A Handbook of the English Language
Chapter 130
SYNTAX OF PRONOUNS.
§ 436. _Pleonasm in the syntax of pronouns._--In the following sentences the words in italics are pleonastic:
1. The king _he_ is just. 2. I saw _her_, the queen. 3. The _men_, they were there. 4. The king, _his_ crown.
Of these forms, the first is more common than the second and third, and the fourth more common than the first.
§ 437. The fourth has another element of importance. It has given rise to the absurd notion that the genitive case in -'s (_father-'s_) is a contraction from _his_ (_father his_).
To say nothing about the inapplicability of this rule to feminine genders, and plural numbers, the whole history of the Indo-Germanic languages is against it.

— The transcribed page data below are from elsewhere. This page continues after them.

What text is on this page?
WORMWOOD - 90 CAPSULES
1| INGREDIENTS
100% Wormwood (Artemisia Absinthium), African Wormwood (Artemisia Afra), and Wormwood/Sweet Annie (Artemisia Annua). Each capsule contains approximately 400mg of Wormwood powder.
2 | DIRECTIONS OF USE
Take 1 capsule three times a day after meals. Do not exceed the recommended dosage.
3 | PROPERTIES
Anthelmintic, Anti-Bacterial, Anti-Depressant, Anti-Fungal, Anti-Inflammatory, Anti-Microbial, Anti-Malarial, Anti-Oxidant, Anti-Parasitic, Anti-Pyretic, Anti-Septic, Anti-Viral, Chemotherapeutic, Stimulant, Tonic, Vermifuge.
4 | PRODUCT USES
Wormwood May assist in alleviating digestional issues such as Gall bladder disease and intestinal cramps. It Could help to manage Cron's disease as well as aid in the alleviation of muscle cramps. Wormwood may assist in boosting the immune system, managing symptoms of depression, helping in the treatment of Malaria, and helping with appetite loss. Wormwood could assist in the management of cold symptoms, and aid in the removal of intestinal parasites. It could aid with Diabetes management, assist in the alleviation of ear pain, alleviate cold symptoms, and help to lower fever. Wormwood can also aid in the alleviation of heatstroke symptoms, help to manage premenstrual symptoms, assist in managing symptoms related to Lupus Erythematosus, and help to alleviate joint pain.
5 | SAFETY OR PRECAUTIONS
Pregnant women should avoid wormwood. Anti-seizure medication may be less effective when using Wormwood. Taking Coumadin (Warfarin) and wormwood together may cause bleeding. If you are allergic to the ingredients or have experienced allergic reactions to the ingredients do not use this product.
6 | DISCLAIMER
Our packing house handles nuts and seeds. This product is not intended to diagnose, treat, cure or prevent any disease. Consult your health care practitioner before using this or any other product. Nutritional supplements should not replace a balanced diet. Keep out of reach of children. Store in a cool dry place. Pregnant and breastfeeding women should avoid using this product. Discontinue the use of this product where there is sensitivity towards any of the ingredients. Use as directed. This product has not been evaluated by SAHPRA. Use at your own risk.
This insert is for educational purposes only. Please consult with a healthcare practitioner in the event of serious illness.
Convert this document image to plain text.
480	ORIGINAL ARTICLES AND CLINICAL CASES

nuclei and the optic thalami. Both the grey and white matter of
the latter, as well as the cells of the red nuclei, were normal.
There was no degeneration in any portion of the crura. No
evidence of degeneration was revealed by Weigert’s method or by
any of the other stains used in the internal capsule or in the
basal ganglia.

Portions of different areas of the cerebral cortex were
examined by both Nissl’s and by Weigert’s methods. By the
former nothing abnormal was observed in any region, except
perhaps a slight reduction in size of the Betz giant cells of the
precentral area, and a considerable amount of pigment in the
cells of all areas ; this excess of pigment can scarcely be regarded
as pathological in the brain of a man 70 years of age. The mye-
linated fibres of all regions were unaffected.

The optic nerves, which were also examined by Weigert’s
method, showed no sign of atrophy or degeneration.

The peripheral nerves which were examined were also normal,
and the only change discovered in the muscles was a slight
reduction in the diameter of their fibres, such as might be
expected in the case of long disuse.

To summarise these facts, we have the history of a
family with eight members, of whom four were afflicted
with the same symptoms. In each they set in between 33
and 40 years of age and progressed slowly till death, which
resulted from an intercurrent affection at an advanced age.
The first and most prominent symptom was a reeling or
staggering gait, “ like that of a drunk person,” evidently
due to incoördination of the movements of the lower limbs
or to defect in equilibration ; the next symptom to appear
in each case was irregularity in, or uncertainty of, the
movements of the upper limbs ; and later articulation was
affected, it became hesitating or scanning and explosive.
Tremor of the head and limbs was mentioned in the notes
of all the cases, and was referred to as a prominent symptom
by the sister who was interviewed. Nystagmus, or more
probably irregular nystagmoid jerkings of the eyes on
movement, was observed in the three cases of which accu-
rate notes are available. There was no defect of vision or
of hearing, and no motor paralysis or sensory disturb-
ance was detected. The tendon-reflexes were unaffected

1. We cannot reduce _the queen's majesty_ to _the queen his majesty_.
2. We cannot reduce _the children's bread_ to _the children his bread_.
3. The Anglo-Saxon forms are in -es, not in _his_.
4. The word _his_ itself must be accounted for; and that cannot be done by assuming it to be _he_ + _his_.
5. The -s in _father's_ is the -is in _patris_, and the [Greek: -os] in [Greek: pateros].
§ 438. The preceding examples illustrate an apparent paradox, viz., the fact of pleonasm and ellipsis being closely allied. _The king he is just_, dealt with as a _single_ sentence, is undoubtedly pleonastic. But it is not necessary to be considered as a mere simple sentence. _The king_--may represent a first sentence incomplete, whilst _he is just_ represents a second sentence in full. What is pleonasm in a single sentence is ellipsis in a double one.